Peringatan Hari Santri ditetapkan dalam Keputusan Presiden Nomor 22 Tahun 2015 tentang Hari Santri.

Presiden Joko Widodo saat itu menetapkan tanggal 22 Oktober sebagai Hari Santri tetapi hari tersebut tidak termasuk libur nasional.

Tanggal ini dipilih karena merujuk pada peristiwa Resolusi Jihad yang dicetuskan oleh KH. Hasyim Asy’ari pada tanggal 22 Oktober 1945 yang menyerukan umat Islam untuk berjihad melawan penjajah.

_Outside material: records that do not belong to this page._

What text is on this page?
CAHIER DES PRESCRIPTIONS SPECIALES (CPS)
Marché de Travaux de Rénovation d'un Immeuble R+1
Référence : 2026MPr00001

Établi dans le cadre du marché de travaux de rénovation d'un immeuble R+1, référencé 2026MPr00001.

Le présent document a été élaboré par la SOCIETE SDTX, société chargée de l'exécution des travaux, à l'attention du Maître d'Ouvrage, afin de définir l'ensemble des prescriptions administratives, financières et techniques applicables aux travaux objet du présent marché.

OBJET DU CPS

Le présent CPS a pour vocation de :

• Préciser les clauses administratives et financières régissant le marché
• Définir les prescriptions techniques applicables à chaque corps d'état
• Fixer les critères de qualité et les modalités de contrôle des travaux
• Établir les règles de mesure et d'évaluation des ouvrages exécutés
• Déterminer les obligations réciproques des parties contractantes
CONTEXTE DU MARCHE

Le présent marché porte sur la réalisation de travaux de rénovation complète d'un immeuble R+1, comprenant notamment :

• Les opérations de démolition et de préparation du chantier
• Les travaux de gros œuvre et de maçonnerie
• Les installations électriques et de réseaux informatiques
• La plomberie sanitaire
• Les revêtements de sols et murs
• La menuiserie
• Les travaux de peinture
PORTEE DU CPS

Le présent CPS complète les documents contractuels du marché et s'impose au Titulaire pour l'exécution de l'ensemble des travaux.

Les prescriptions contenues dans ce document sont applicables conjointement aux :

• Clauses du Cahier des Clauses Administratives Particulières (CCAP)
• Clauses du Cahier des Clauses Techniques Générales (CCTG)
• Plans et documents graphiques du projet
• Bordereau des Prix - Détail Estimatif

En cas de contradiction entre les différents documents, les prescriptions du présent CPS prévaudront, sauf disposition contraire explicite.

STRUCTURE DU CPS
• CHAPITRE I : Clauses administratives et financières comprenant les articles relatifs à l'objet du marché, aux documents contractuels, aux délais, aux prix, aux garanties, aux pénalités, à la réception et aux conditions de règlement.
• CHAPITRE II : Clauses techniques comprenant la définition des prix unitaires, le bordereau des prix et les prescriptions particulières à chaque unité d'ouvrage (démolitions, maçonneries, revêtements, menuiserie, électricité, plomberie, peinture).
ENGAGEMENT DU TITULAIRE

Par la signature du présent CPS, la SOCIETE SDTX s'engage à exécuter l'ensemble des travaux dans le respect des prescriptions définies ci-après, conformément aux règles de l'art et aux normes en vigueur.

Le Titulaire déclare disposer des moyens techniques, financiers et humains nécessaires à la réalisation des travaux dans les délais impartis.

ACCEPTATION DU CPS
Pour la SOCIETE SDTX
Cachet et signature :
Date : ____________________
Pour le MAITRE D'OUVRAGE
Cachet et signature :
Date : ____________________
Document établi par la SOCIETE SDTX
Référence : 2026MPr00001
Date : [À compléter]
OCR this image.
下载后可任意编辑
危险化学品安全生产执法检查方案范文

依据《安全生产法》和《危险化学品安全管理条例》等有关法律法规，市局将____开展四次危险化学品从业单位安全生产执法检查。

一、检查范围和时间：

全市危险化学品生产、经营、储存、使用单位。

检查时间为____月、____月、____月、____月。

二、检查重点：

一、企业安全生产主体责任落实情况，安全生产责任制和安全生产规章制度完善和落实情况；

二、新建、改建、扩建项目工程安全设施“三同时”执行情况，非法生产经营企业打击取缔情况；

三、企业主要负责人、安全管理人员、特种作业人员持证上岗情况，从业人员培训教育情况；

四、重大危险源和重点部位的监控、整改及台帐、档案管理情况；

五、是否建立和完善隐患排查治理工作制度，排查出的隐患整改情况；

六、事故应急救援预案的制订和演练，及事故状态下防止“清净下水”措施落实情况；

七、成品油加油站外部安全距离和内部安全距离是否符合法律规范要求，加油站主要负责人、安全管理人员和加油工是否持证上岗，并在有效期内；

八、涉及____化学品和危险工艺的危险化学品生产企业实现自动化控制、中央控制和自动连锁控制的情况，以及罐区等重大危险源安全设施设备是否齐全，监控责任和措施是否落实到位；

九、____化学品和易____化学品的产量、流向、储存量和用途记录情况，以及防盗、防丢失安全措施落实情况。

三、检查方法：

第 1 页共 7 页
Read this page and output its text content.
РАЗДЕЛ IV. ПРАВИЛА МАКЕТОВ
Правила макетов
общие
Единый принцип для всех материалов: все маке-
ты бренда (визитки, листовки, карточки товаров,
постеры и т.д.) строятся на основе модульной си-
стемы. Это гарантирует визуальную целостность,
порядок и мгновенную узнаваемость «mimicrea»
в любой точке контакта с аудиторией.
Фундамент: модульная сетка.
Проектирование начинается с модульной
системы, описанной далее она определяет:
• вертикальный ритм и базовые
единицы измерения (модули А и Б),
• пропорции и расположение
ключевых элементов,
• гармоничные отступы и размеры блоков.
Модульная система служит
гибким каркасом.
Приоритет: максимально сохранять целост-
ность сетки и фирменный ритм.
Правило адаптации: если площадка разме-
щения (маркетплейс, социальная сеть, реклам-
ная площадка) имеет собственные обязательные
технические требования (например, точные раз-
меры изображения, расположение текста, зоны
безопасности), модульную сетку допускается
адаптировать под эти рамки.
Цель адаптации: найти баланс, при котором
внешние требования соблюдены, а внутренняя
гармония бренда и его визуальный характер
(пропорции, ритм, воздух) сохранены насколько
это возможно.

Ide resmi Hari Santri pertama kali diajukan oleh KH Thoriq Darwis, pengasuh Pondok Pesantren Babussalam di Malang, Jawa Timur.

Saat itu Jokowi berkunjung ke pesantren tersebut, KH Thoriq menyarankan agar 1 Muharram dijadikan Hari Santri. Namun akhirnya, tanggal 22 Oktober dipilih karena berkaitan dengan Resolusi Jihad.*

   * Ridhazia, dosen senior Fidkom UIN Sunan Gunung Djati, jurnalis dan kolumnis, pemerhati psikologi dan komunikasi sosial politik, bermukim di Bandung, Jawa Barat.